Final answer:
The scenario described is an example of a lack of integration between supply chain management and financial management. The company's decision to accept net 7 payment terms without aligning it with their financial capabilities resulted in cash flow problems, highlighting the importance of interdepartmental coordination.
Step-by-step explanation:
Lack of Integration in Supply Chain and Financial Management
The procurement group for a small company decides to concede net 7 payment terms to a supplier in order to get a good price on a component. However, this concession has led to the company experiencing cash flow issues almost immediate.

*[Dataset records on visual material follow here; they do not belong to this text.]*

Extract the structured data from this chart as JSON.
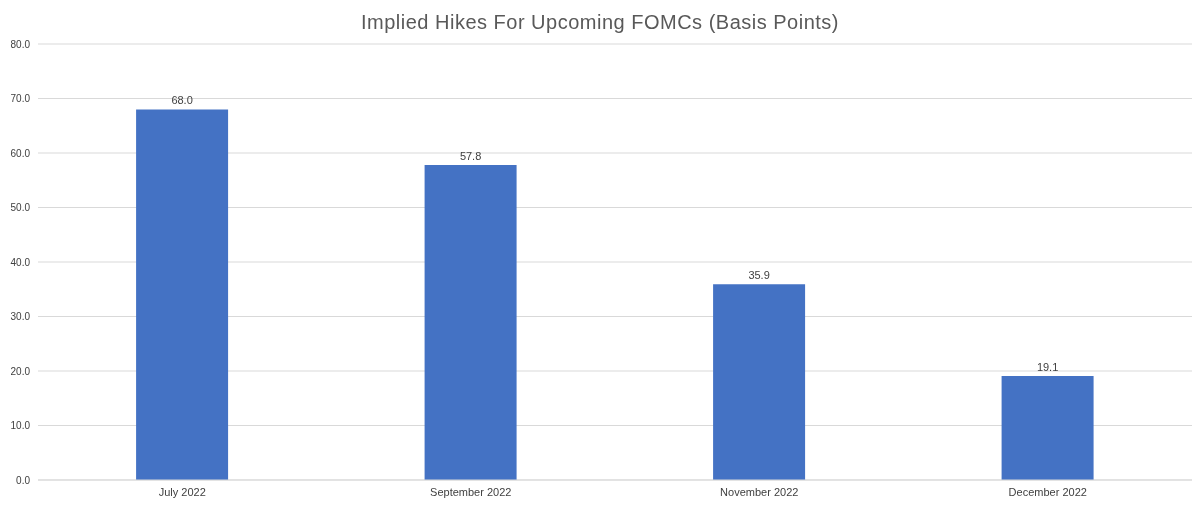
{
  "chart_data": {
    "type": "bar",
    "title": "Implied Hikes For Upcoming FOMCs (Basis Points)",
    "categories": [
      "July 2022",
      "September 2022",
      "November 2022",
      "December 2022"
    ],
    "values": [
      68.0,
      57.8,
      35.9,
      19.1
    ],
    "value_labels": [
      "68.0",
      "57.8",
      "35.9",
      "19.1"
    ],
    "color": "#4472c4",
    "ylim": [
      0,
      80
    ],
    "yticks": [
      {
        "value": 0,
        "label": "0.0"
      },
      {
        "value": 10,
        "label": "10.0"
      },
      {
        "value": 20,
        "label": "20.0"
      },
      {
        "value": 30,
        "label": "30.0"
      },
      {
        "value": 40,
        "label": "40.0"
      },
      {
        "value": 50,
        "label": "50.0"
      },
      {
        "value": 60,
        "label": "60.0"
      },
      {
        "value": 70,
        "label": "70.0"
      },
      {
        "value": 80,
        "label": "80.0"
      }
    ],
    "grid": "y"
  }
}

This situation exemplifies a lack of integration between supply chain management and financial management or financial planning. Decisions made by procurement without considering the financial implications and planning can lead to disruptions in the company's operations.
Most supply chain issues can be mitigated through advancements in technology, efficient transportation methods, and proper policies, especially during national emergencies.
To improve supply chains and protect labor rights, companies must change their labor policies and invest more in their workforce. Also, considering the impact of just-in-time delivery on labor and the broader supply chain is crucial for stability.
Coordination challenges often arise in decision-making groups, leading to transaction and conformity costs. When procurement decisions disregard the company's overall financial health, it can result in negative outcomes, such as cash flow problems.
Therefore, it's essential to have an integrated approach between procurement strategies and the financial department to ensure business continuity and prevent disruptions like those experienced during the COVID-19 pandemic.